Al niño no le extrañó en absoluto. De hecho, le pareció que no sólo debería haber un enorme cangrejo de hierro a la entrada del lugar. Los cangrejos, como los demonios del Timanfaya, deberían estar repartidos por todos los rincones de la isla.
“Para estos pequeños animales, tan especiales y únicos, es muy peligroso el contacto con los metales, por eso se tuvo que prohibir desde hace años el lanzar monedas al agua para pedir deseos, ya que les estaba provocando la muerte”, le explicó.
“¡Qué tontería!”, pensó, para qué arrojar monedas a unos animales tan bellos y extraños.
“Hay quién asegura que incluso se ha llegado a bañar aquí y ha buceado entre ellos”, continuó el guía.
Eso si le dio envidia al pequeño. La posibilidad de poder acercarse a aquellos diminutos y, a buen seguro, arcaicos seres, le parecía la mayor aventura del mundo. El mejor recuerdo que alguien se podía llevar de Lanzarote.
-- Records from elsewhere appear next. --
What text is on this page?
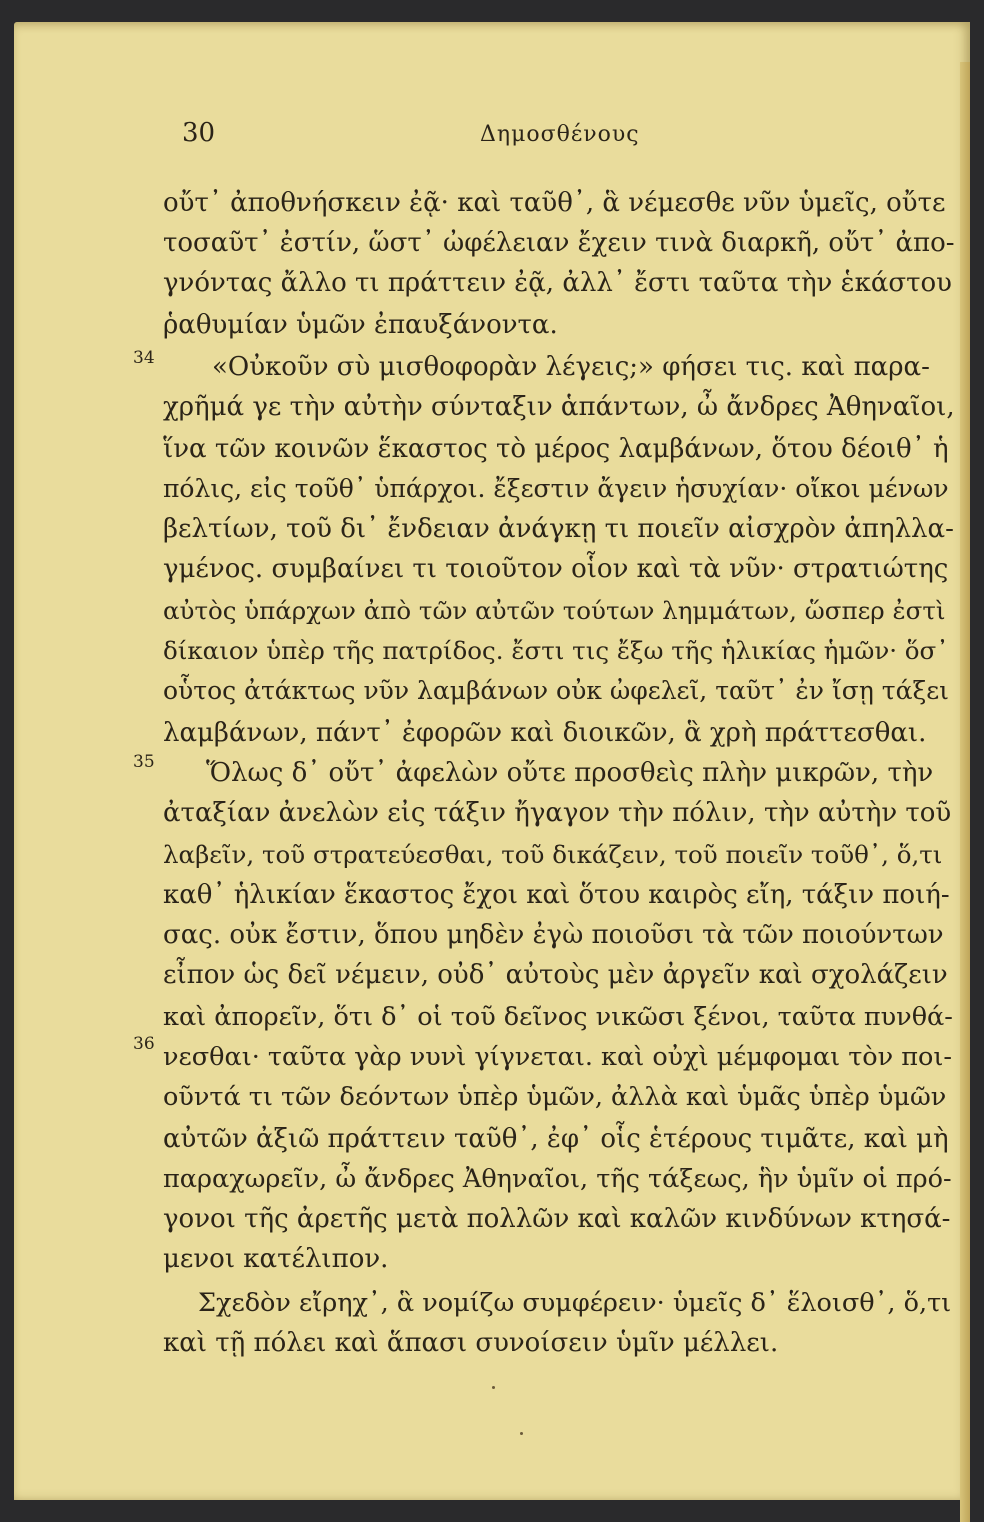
30	Δημοσθένους
οὔτ᾽ ἀποθνήσκειν ἐᾷ· καὶ ταῦθ᾽, ἃ νέμεσθε νῦν ὑμεῖς, οὔτε
τοσαῦτ᾽ ἐστίν, ὥστ᾽ ὠφέλειαν ἔχειν τινὰ διαρκῆ, οὔτ᾽ ἀπο-
γνόντας ἄλλο τι πράττειν ἐᾷ, ἀλλ᾽ ἔστι ταῦτα τὴν ἑκάστου
ῥαθυμίαν ὑμῶν ἐπαυξάνοντα.
34 «Οὐκοῦν σὺ μισθοφορὰν λέγεις;» φήσει τις. καὶ παρα-
χρῆμά γε τὴν αὐτὴν σύνταξιν ἁπάντων, ὦ ἄνδρες Ἀθηναῖοι,
ἵνα τῶν κοινῶν ἕκαστος τὸ μέρος λαμβάνων, ὅτου δέοιθ᾽ ἡ
πόλις, εἰς τοῦθ᾽ ὑπάρχοι. ἔξεστιν ἄγειν ἡσυχίαν· οἴκοι μένων
βελτίων, τοῦ δι᾽ ἔνδειαν ἀνάγκῃ τι ποιεῖν αἰσχρὸν ἀπηλλα-
γμένος. συμβαίνει τι τοιοῦτον οἷον καὶ τὰ νῦν· στρατιώτης
αὐτὸς ὑπάρχων ἀπὸ τῶν αὐτῶν τούτων λημμάτων, ὥσπερ ἐστὶ
δίκαιον ὑπὲρ τῆς πατρίδος. ἔστι τις ἔξω τῆς ἡλικίας ἡμῶν· ὅσ᾽
οὗτος ἀτάκτως νῦν λαμβάνων οὐκ ὠφελεῖ, ταῦτ᾽ ἐν ἴσῃ τάξει
λαμβάνων, πάντ᾽ ἐφορῶν καὶ διοικῶν, ἃ χρὴ πράττεσθαι.
35 Ὅλως δ᾽ οὔτ᾽ ἀφελὼν οὔτε προσθεὶς πλὴν μικρῶν, τὴν
ἀταξίαν ἀνελὼν εἰς τάξιν ἤγαγον τὴν πόλιν, τὴν αὐτὴν τοῦ
λαβεῖν, τοῦ στρατεύεσθαι, τοῦ δικάζειν, τοῦ ποιεῖν τοῦθ᾽, ὅ,τι
καθ᾽ ἡλικίαν ἕκαστος ἔχοι καὶ ὅτου καιρὸς εἴη, τάξιν ποιή-
σας. οὐκ ἔστιν, ὅπου μηδὲν ἐγὼ ποιοῦσι τὰ τῶν ποιούντων
εἶπον ὡς δεῖ νέμειν, οὐδ᾽ αὐτοὺς μὲν ἀργεῖν καὶ σχολάζειν
καὶ ἀπορεῖν, ὅτι δ᾽ οἱ τοῦ δεῖνος νικῶσι ξένοι, ταῦτα πυνθά-
36 νεσθαι· ταῦτα γὰρ νυνὶ γίγνεται. καὶ οὐχὶ μέμφομαι τὸν ποι-
οῦντά τι τῶν δεόντων ὑπὲρ ὑμῶν, ἀλλὰ καὶ ὑμᾶς ὑπὲρ ὑμῶν
αὐτῶν ἀξιῶ πράττειν ταῦθ᾽, ἐφ᾽ οἷς ἑτέρους τιμᾶτε, καὶ μὴ
παραχωρεῖν, ὦ ἄνδρες Ἀθηναῖοι, τῆς τάξεως, ἣν ὑμῖν οἱ πρό-
γονοι τῆς ἀρετῆς μετὰ πολλῶν καὶ καλῶν κινδύνων κτησά-
μενοι κατέλιπον.
Σχεδὸν εἴρηχ᾽, ἃ νομίζω συμφέρειν· ὑμεῖς δ᾽ ἕλοισθ᾽, ὅ,τι
καὶ τῇ πόλει καὶ ἅπασι συνοίσειν ὑμῖν μέλλει.
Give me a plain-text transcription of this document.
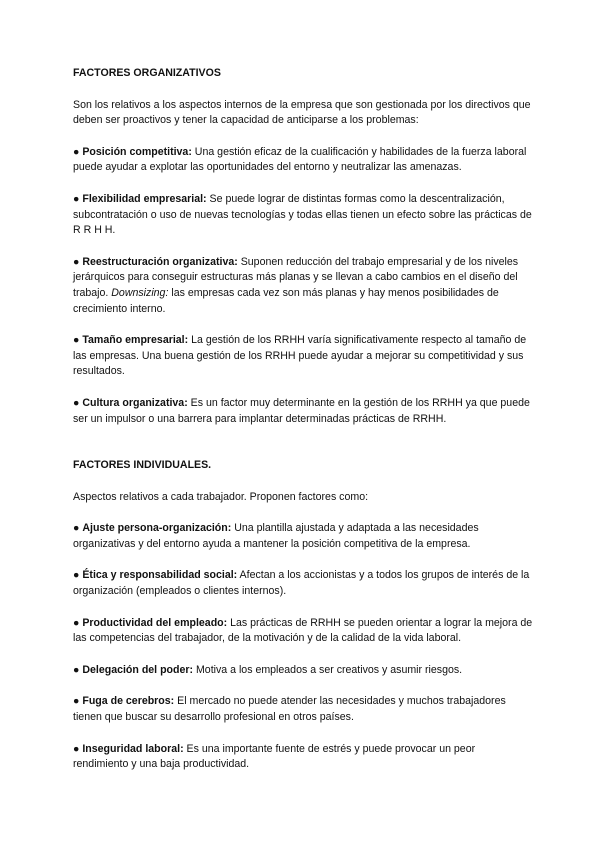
FACTORES ORGANIZATIVOS

Son los relativos a los aspectos internos de la empresa que son gestionada por los directivos que deben ser proactivos y tener la capacidad de anticiparse a los problemas:

● Posición competitiva: Una gestión eficaz de la cualificación y habilidades de la fuerza laboral puede ayudar a explotar las oportunidades del entorno y neutralizar las amenazas.

● Flexibilidad empresarial: Se puede lograr de distintas formas como la descentralización, subcontratación o uso de nuevas tecnologías y todas ellas tienen un efecto sobre las prácticas de R R H H.

● Reestructuración organizativa: Suponen reducción del trabajo empresarial y de los niveles jerárquicos para conseguir estructuras más planas y se llevan a cabo cambios en el diseño del trabajo. Downsizing: las empresas cada vez son más planas y hay menos posibilidades de crecimiento interno.

● Tamaño empresarial: La gestión de los RRHH varía significativamente respecto al tamaño de las empresas. Una buena gestión de los RRHH puede ayudar a mejorar su competitividad y sus resultados.

● Cultura organizativa: Es un factor muy determinante en la gestión de los RRHH ya que puede ser un impulsor o una barrera para implantar determinadas prácticas de RRHH.

FACTORES INDIVIDUALES.

Aspectos relativos a cada trabajador. Proponen factores como:

● Ajuste persona-organización: Una plantilla ajustada y adaptada a las necesidades organizativas y del entorno ayuda a mantener la posición competitiva de la empresa.

● Ética y responsabilidad social: Afectan a los accionistas y a todos los grupos de interés de la organización (empleados o clientes internos).

● Productividad del empleado: Las prácticas de RRHH se pueden orientar a lograr la mejora de las competencias del trabajador, de la motivación y de la calidad de la vida laboral.

● Delegación del poder: Motiva a los empleados a ser creativos y asumir riesgos.

● Fuga de cerebros: El mercado no puede atender las necesidades y muchos trabajadores tienen que buscar su desarrollo profesional en otros países.

● Inseguridad laboral: Es una importante fuente de estrés y puede provocar un peor rendimiento y una baja productividad.
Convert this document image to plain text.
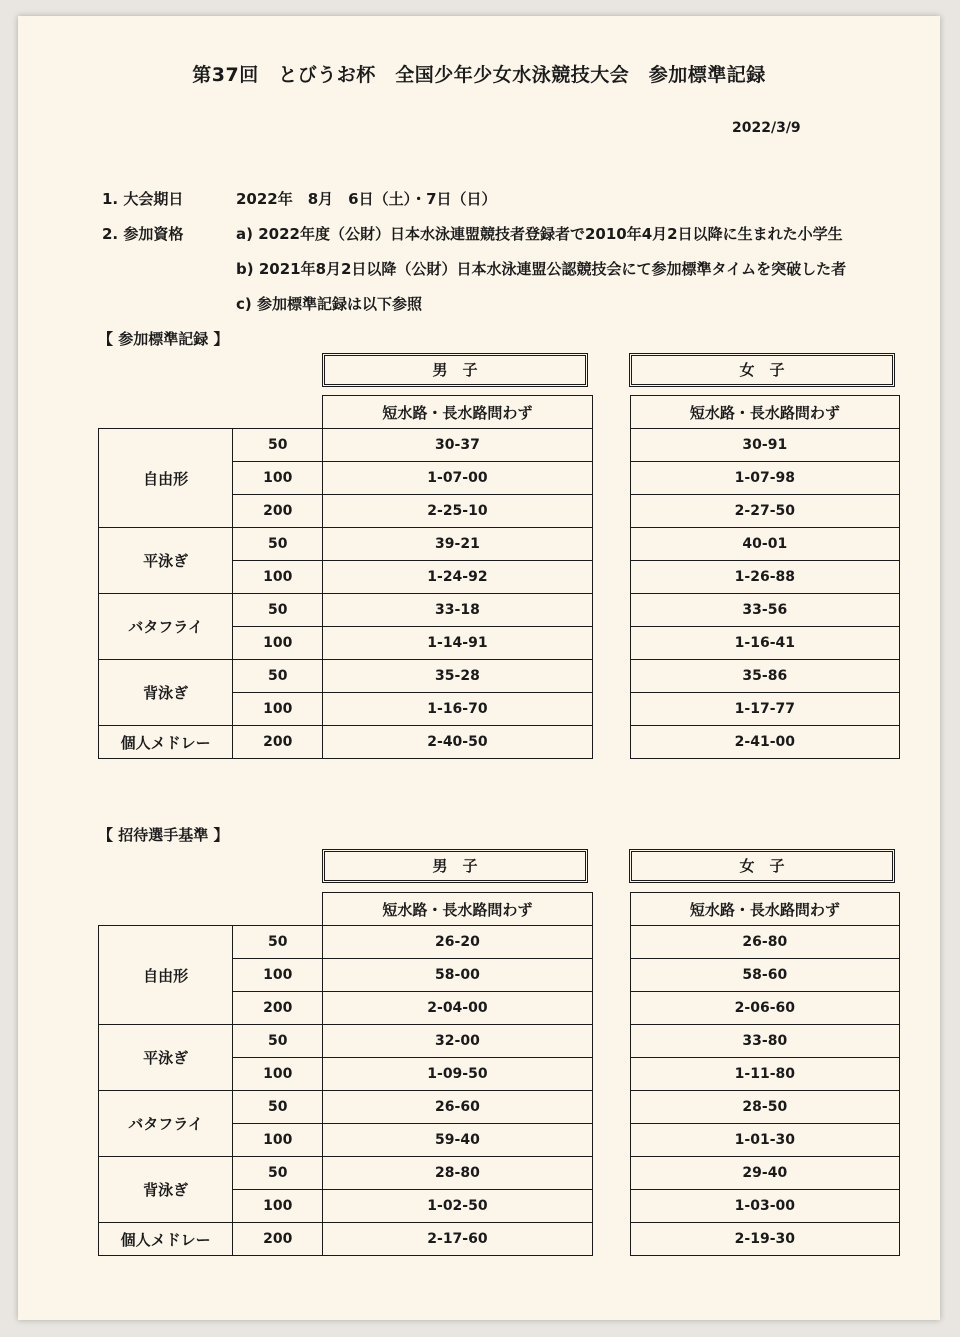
第37回　とびうお杯　全国少年少女水泳競技大会　参加標準記録
2022/3/9
1. 大会期日	2022年　8月　6日（土）・7日（日）
2. 参加資格	a) 2022年度（公財）日本水泳連盟競技者登録者で2010年4月2日以降に生まれた小学生
b) 2021年8月2日以降（公財）日本水泳連盟公認競技会にて参加標準タイムを突破した者
c) 参加標準記録は以下参照
【 参加標準記録 】
男　子	女　子
		短水路・長水路問わず		短水路・長水路問わず
自由形	50	30-37		30-91
	100	1-07-00		1-07-98
	200	2-25-10		2-27-50
平泳ぎ	50	39-21		40-01
	100	1-24-92		1-26-88
バタフライ	50	33-18		33-56
	100	1-14-91		1-16-41
背泳ぎ	50	35-28		35-86
	100	1-16-70		1-17-77
個人メドレー	200	2-40-50		2-41-00
【 招待選手基準 】
男　子	女　子
		短水路・長水路問わず		短水路・長水路問わず
自由形	50	26-20		26-80
	100	58-00		58-60
	200	2-04-00		2-06-60
平泳ぎ	50	32-00		33-80
	100	1-09-50		1-11-80
バタフライ	50	26-60		28-50
	100	59-40		1-01-30
背泳ぎ	50	28-80		29-40
	100	1-02-50		1-03-00
個人メドレー	200	2-17-60		2-19-30
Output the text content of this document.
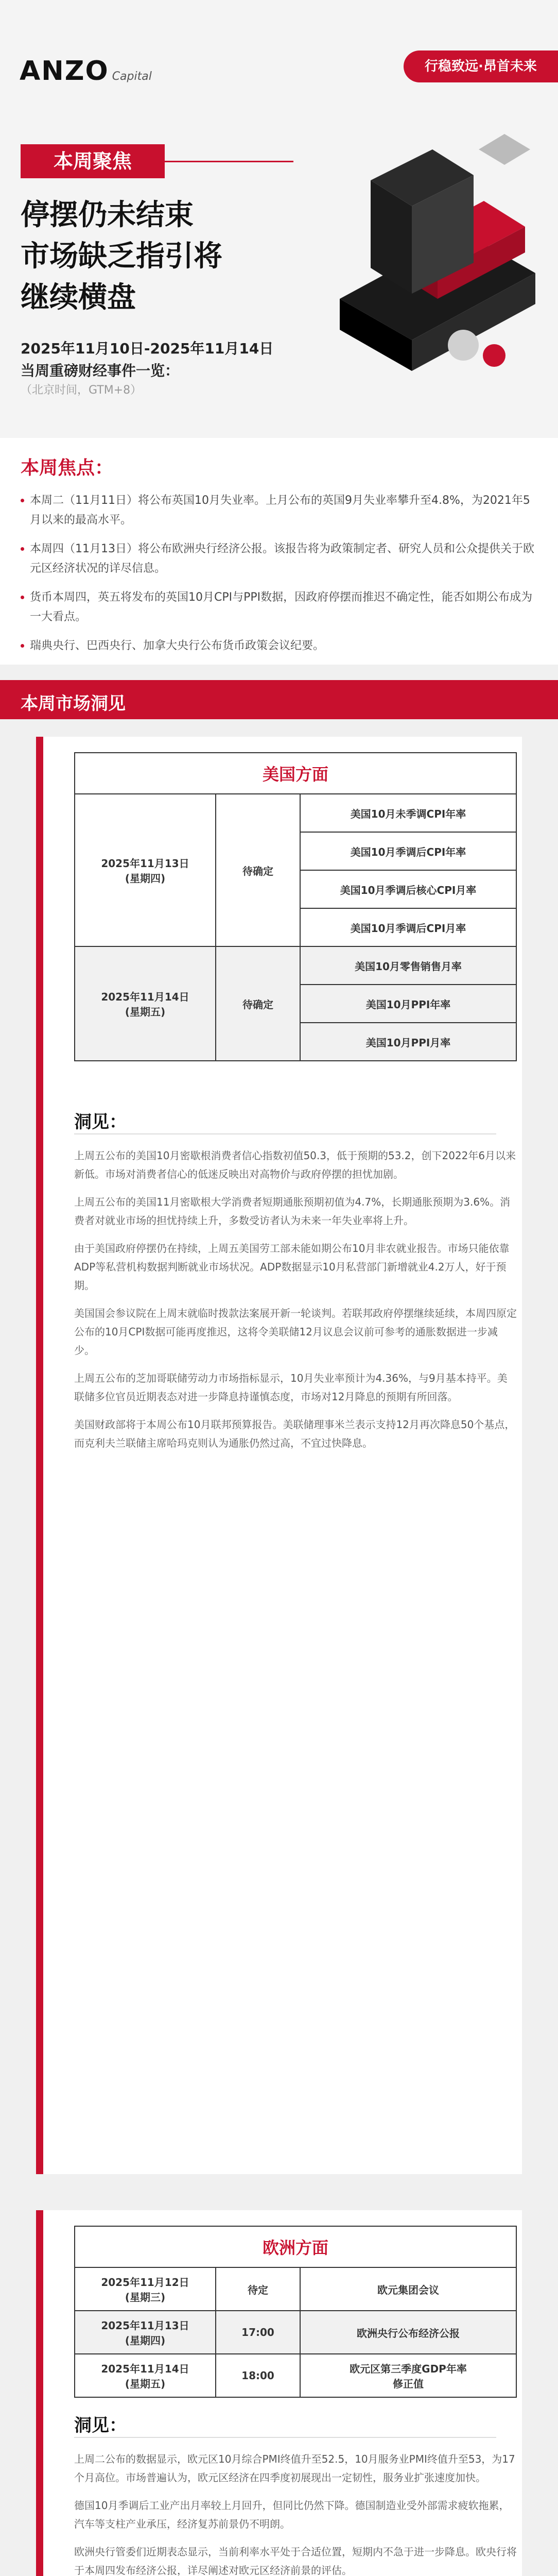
ANZO Capital
行稳致远·昂首未来
本周聚焦
停摆仍未结束
市场缺乏指引将
继续横盘
2025年11月10日-2025年11月14日
当周重磅财经事件一览：
（北京时间，GTM+8）
本周焦点：
本周二（11月11日）将公布英国10月失业率。上月公布的英国9月失业率攀升至4.8%，为2021年5月以来的最高水平。
本周四（11月13日）将公布欧洲央行经济公报。该报告将为政策制定者、研究人员和公众提供关于欧元区经济状况的详尽信息。
货币本周四，英五将发布的英国10月CPI与PPI数据，因政府停摆而推迟不确定性，能否如期公布成为一大看点。
瑞典央行、巴西央行、加拿大央行公布货币政策会议纪要。
本周市场洞见
美国方面		
2025年11月13日
(星期四)	待确定	美国10月未季调CPI年率
		美国10月季调后CPI年率
		美国10月季调后核心CPI月率
		美国10月季调后CPI月率
2025年11月14日
(星期五)	待确定	美国10月零售销售月率
		美国10月PPI年率
		美国10月PPI月率
洞见：

上周五公布的美国10月密歇根消费者信心指数初值50.3，低于预期的53.2，创下2022年6月以来新低。市场对消费者信心的低迷反映出对高物价与政府停摆的担忧加剧。

上周五公布的美国11月密歇根大学消费者短期通胀预期初值为4.7%，长期通胀预期为3.6%。消费者对就业市场的担忧持续上升，多数受访者认为未来一年失业率将上升。

由于美国政府停摆仍在持续，上周五美国劳工部未能如期公布10月非农就业报告。市场只能依靠ADP等私营机构数据判断就业市场状况。ADP数据显示10月私营部门新增就业4.2万人，好于预期。

美国国会参议院在上周末就临时拨款法案展开新一轮谈判。若联邦政府停摆继续延续，本周四原定公布的10月CPI数据可能再度推迟，这将令美联储12月议息会议前可参考的通胀数据进一步减少。

上周五公布的芝加哥联储劳动力市场指标显示，10月失业率预计为4.36%，与9月基本持平。美联储多位官员近期表态对进一步降息持谨慎态度，市场对12月降息的预期有所回落。

美国财政部将于本周公布10月联邦预算报告。美联储理事米兰表示支持12月再次降息50个基点，而克利夫兰联储主席哈玛克则认为通胀仍然过高，不宜过快降息。

欧洲方面		
2025年11月12日
(星期三)	待定	欧元集团会议
2025年11月13日
(星期四)	17:00	欧洲央行公布经济公报
2025年11月14日
(星期五)	18:00	欧元区第三季度GDP年率
修正值
洞见：

上周二公布的数据显示，欧元区10月综合PMI终值升至52.5，10月服务业PMI终值升至53，为17个月高位。市场普遍认为，欧元区经济在四季度初展现出一定韧性，服务业扩张速度加快。

德国10月季调后工业产出月率较上月回升，但同比仍然下降。德国制造业受外部需求疲软拖累，汽车等支柱产业承压，经济复苏前景仍不明朗。

欧洲央行管委们近期表态显示，当前利率水平处于合适位置，短期内不急于进一步降息。欧央行将于本周四发布经济公报，详尽阐述对欧元区经济前景的评估。
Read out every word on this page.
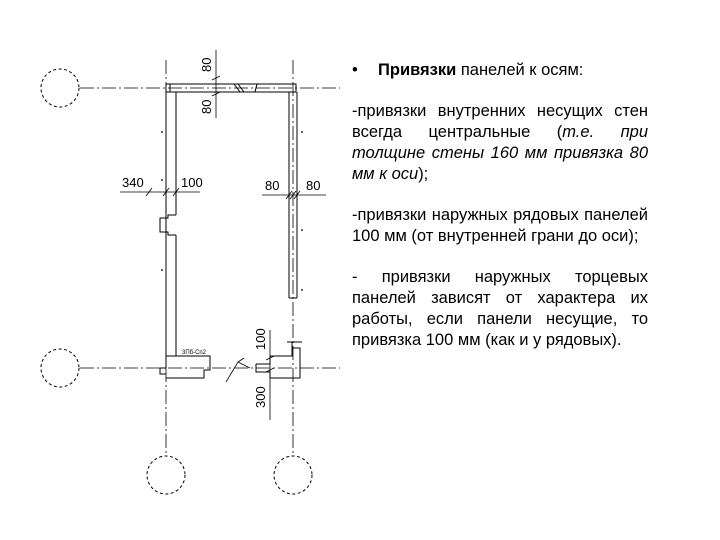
80
80
340	100	80 80
100
300
3Пб-Сп2

• Привязки панелей к осям:

-привязки внутренних несущих стен всегда центральные (т.е. при толщине стены 160 мм привязка 80 мм к оси);

-привязки наружных рядовых панелей 100 мм (от внутренней грани до оси);

- привязки наружных торцевых панелей зависят от характера их работы, если панели несущие, то привязка 100 мм (как и у рядовых).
El guía se marchó junto al grupo, y lo dejó allí, sentado, agazapado más bien, metiendo a hurtadillas la mano en el agua para que nadie pudiera descubrir su osadía. “Ojalá me pudiera llevar un Jameito conmigo”, pensó, sabiendo no obstante que aquello era imposible y malo para los propios cangrejito.
“Pero qué haces ahí, vámonos”, le gritaron sus padres. Y salió corriendo tras ellos. “Mamá de mayor voy a ser biólogo, e investigador para descubrir nuevas y extrañas especies”, aseguró. Ella sonrió y continuó caminando. El niño miró hacia atrás una última vez, prometiéndose que, algún día, muchos años más tarde, cuando fuera tan “viejo” como sus padres, llevaría allí a sus hijos y les enseñaría aquel increíble tesoro que había descubierto.